Por Redação
A Justiça Federal condenou dois estabelecimentos ligados à rede alimentícia em Teresópolis, pertencentes ao mesmo grupo, por práticas trabalhistas análogas à escravidão. A condenação foi proferida após uma ação penal movida pelo Ministério Público Federal (MPF), que iniciou as investigações depois de denúncias de exploração de trabalhadores submetidos a condições que violam a dignidade humana. Os relatos foram apresentados ao órgão em 13 de novembro de 2014.
Segundo o MPF foram condenados quatro envolvidos no caso, sendo eles gerentes e proprietários. Cada um vai responder pelo crime de redução de alguém à condição análoga à de escravo, como prevê o artigo 149 do Código Penal. Os envolvidos podem cumprir cinco anos de reclusão e multa, devido à gravidade causada nas vítimas. Foram isentos da possibilidade de mudança de pena para privativa de direitos.
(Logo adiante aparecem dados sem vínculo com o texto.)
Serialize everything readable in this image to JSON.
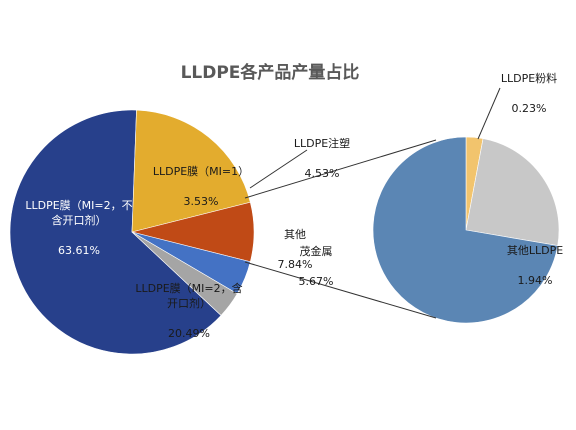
{
  "chart_data": {
    "type": "pie",
    "title": "LLDPE各产品产量占比",
    "main_pie": {
      "slices": [
        {
          "label": "LLDPE膜（MI=2，不\n含开口剂）",
          "value": "63.61%",
          "percent": 63.61,
          "color": "#27408b",
          "label_color": "#ffffff"
        },
        {
          "label": "LLDPE膜（MI=2，含\n开口剂）",
          "value": "20.49%",
          "percent": 20.49,
          "color": "#e3ac2e",
          "label_color": "#1a1a1a"
        },
        {
          "label": "其他",
          "value": "7.84%",
          "percent": 7.84,
          "color": "#c04a16",
          "label_color": "#1a1a1a"
        },
        {
          "label": "LLDPE注塑",
          "value": "4.53%",
          "percent": 4.53,
          "color": "#4472c4",
          "label_color": "#1a1a1a"
        },
        {
          "label": "LLDPE膜（MI=1）",
          "value": "3.53%",
          "percent": 3.53,
          "color": "#a5a5a5",
          "label_color": "#1a1a1a"
        }
      ]
    },
    "breakout_pie": {
      "slices": [
        {
          "label": "茂金属",
          "value": "5.67%",
          "percent": 5.67,
          "color": "#5b86b4"
        },
        {
          "label": "其他LLDPE",
          "value": "1.94%",
          "percent": 1.94,
          "color": "#c8c8c8"
        },
        {
          "label": "LLDPE粉料",
          "value": "0.23%",
          "percent": 0.23,
          "color": "#f2c46d"
        }
      ]
    },
    "legend": "none"
  }
}
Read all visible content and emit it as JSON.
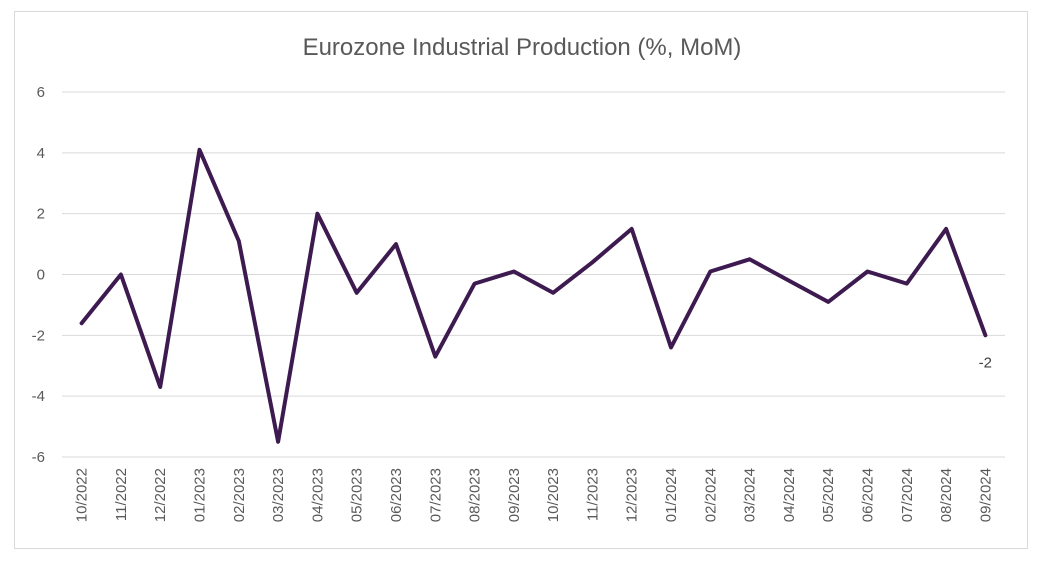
{
  "chart_data": {
    "type": "line",
    "title": "Eurozone Industrial Production (%, MoM)",
    "xlabel": "",
    "ylabel": "",
    "categories": [
      "10/2022",
      "11/2022",
      "12/2022",
      "01/2023",
      "02/2023",
      "03/2023",
      "04/2023",
      "05/2023",
      "06/2023",
      "07/2023",
      "08/2023",
      "09/2023",
      "10/2023",
      "11/2023",
      "12/2023",
      "01/2024",
      "02/2024",
      "03/2024",
      "04/2024",
      "05/2024",
      "06/2024",
      "07/2024",
      "08/2024",
      "09/2024"
    ],
    "series": [
      {
        "values": [
          -1.6,
          0.0,
          -3.7,
          4.1,
          1.1,
          -5.5,
          2.0,
          -0.6,
          1.0,
          -2.7,
          -0.3,
          0.1,
          -0.6,
          0.4,
          1.5,
          -2.4,
          0.1,
          0.5,
          -0.2,
          -0.9,
          0.1,
          -0.3,
          1.5,
          -2.0
        ],
        "color": "#3d1a4f"
      }
    ],
    "ylim": [
      -6,
      6
    ],
    "yticks": [
      -6,
      -4,
      -2,
      0,
      2,
      4,
      6
    ],
    "grid": true,
    "legend": "none",
    "data_labels": [
      {
        "index": 23,
        "text": "-2"
      }
    ],
    "colors": {
      "line": "#3d1a4f",
      "grid": "#d9d9d9",
      "text": "#595959"
    }
  }
}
Os acusados poderão recorrer em liberdade, de acordo com o ministério, e a fixação de valor mínimo para reparação por danos morais coletivos foi remetida ao juízo cível, para análise.
Denúncias
Na Apelação Criminal, apresentada pelo Tribunal Regional Federal da 2ª Região, é possível afirmar os fatos narrados por trabalhadores dos dois estabelecimentos. "Os denunciados, em comunhão de desígnios e de forma consciente e voluntária, sujeitam os empregados dos restaurantes a condições análogas à de escravos mediante a articulação de uma série de mecanismos de opressão psicológica e subtração de direitos trabalhistas, manejados deliberadamente para assegurar o aprisionamento dos subalternos aos ditames da relação laborativa, aproveitando-se da falta de opção de renda e moradia das vítimas, recrutadas em bolsões de miséria da Região Nordeste do país", trecho do documento.
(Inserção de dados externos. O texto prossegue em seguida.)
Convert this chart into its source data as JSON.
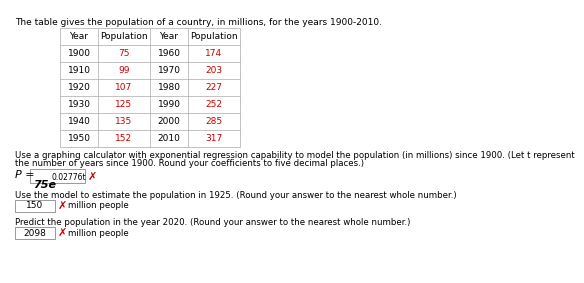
{
  "title": "The table gives the population of a country, in millions, for the years 1900-2010.",
  "table_headers": [
    "Year",
    "Population",
    "Year",
    "Population"
  ],
  "table_data": [
    [
      "1900",
      "75",
      "1960",
      "174"
    ],
    [
      "1910",
      "99",
      "1970",
      "203"
    ],
    [
      "1920",
      "107",
      "1980",
      "227"
    ],
    [
      "1930",
      "125",
      "1990",
      "252"
    ],
    [
      "1940",
      "135",
      "2000",
      "285"
    ],
    [
      "1950",
      "152",
      "2010",
      "317"
    ]
  ],
  "pop_color": "#cc0000",
  "year_color": "#000000",
  "header_color": "#000000",
  "text1": "Use a graphing calculator with exponential regression capability to model the population (in millions) since 1900. (Let t represent",
  "text2": "the number of years since 1900. Round your coefficients to five decimal places.)",
  "formula_prefix": "P = ",
  "formula_box_text": "75e",
  "formula_exp": "0.02776t",
  "cross": "✗",
  "text3": "Use the model to estimate the population in 1925. (Round your answer to the nearest whole number.)",
  "answer1_box": "150",
  "answer1_suffix": "million people",
  "text4": "Predict the population in the year 2020. (Round your answer to the nearest whole number.)",
  "answer2_box": "2098",
  "answer2_suffix": "million people",
  "bg_color": "#ffffff",
  "cross_color": "#cc0000",
  "title_fontsize": 6.5,
  "table_fontsize": 6.5,
  "body_fontsize": 6.2
}
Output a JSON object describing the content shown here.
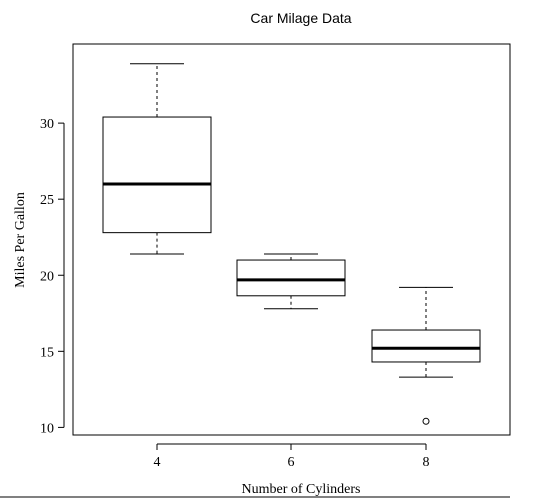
{
  "chart_data": {
    "type": "box",
    "title": "Car Milage Data",
    "xlabel": "Number of Cylinders",
    "ylabel": "Miles Per Gallon",
    "categories": [
      "4",
      "6",
      "8"
    ],
    "yticks": [
      10,
      15,
      20,
      25,
      30
    ],
    "ylim": [
      9.5,
      35.2
    ],
    "grid": false,
    "boxes": [
      {
        "category": "4",
        "min": 21.4,
        "q1": 22.8,
        "median": 26.0,
        "q3": 30.4,
        "max": 33.9,
        "outliers": []
      },
      {
        "category": "6",
        "min": 17.8,
        "q1": 18.65,
        "median": 19.7,
        "q3": 21.0,
        "max": 21.4,
        "outliers": []
      },
      {
        "category": "8",
        "min": 13.3,
        "q1": 14.3,
        "median": 15.2,
        "q3": 16.4,
        "max": 19.2,
        "outliers": [
          10.4
        ]
      }
    ]
  }
}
As investigações mostraram que os empregados eram obrigados a trabalhar em jornadas diárias de 14 a 15 horas, sem a devida remuneração, sem horas extras ou adicionais. Além disso, por serem de outro estado não receberam a gratificação durante o primeiro mês, para "ressarcir" os empregadores das despesas adiantadas com passagem e deslocamento da Região Nordeste até o Rio de Janeiro.
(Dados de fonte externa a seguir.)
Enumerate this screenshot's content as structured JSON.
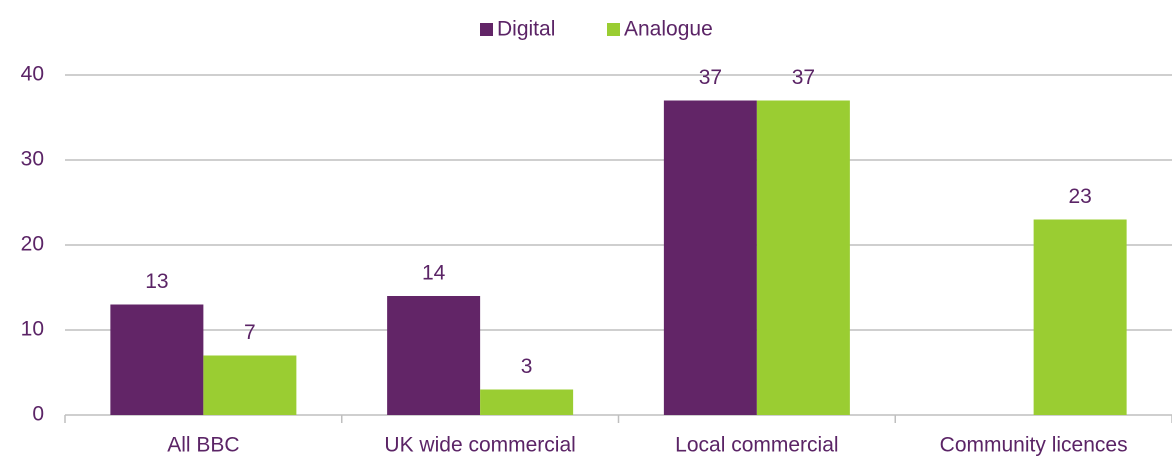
{
  "chart_data": {
    "type": "bar",
    "categories": [
      "All BBC",
      "UK wide commercial",
      "Local commercial",
      "Community licences"
    ],
    "series": [
      {
        "name": "Digital",
        "color": "#622567",
        "values": [
          13,
          14,
          37,
          null
        ]
      },
      {
        "name": "Analogue",
        "color": "#9acd32",
        "values": [
          7,
          3,
          37,
          23
        ]
      }
    ],
    "ylim": [
      0,
      40
    ],
    "yticks": [
      0,
      10,
      20,
      30,
      40
    ],
    "grid": true,
    "legend": "top"
  }
}
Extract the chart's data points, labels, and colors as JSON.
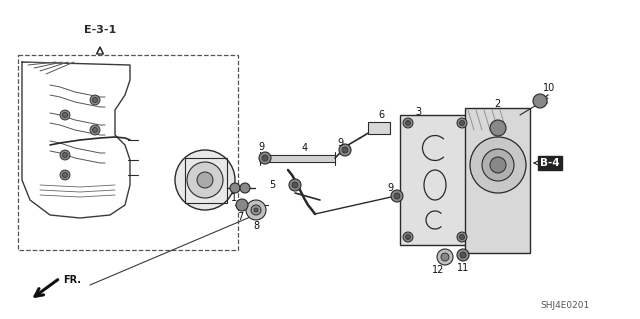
{
  "bg_color": "#ffffff",
  "fig_width": 6.4,
  "fig_height": 3.19,
  "dpi": 100,
  "diagram_code": "SHJ4E0201",
  "ref_e31": "E-3-1",
  "ref_b4": "B-4",
  "fr_label": "FR.",
  "line_color": "#2a2a2a",
  "light_gray": "#b0b0b0",
  "mid_gray": "#888888",
  "dark_gray": "#444444"
}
Outro apontamento, fala sobre as condições de moradia desses trabalhadores, que foram instalados em locais insalubres, sem estrutura necessária, onde eram amontoados. A alimentação também era precária, sendo todos obrigados a consumir sobras de clientes. Uma das vítimas no processo, descreveu a situação. "Era servida aos empregados sobras do buffet como alimentação, em condições impróprias para o consumo e que as vítimas sofriam agressões físicas e eram objeto de um sistema de vigília, inclusive fora do horário de trabalho", trecho do relato que consta no processo.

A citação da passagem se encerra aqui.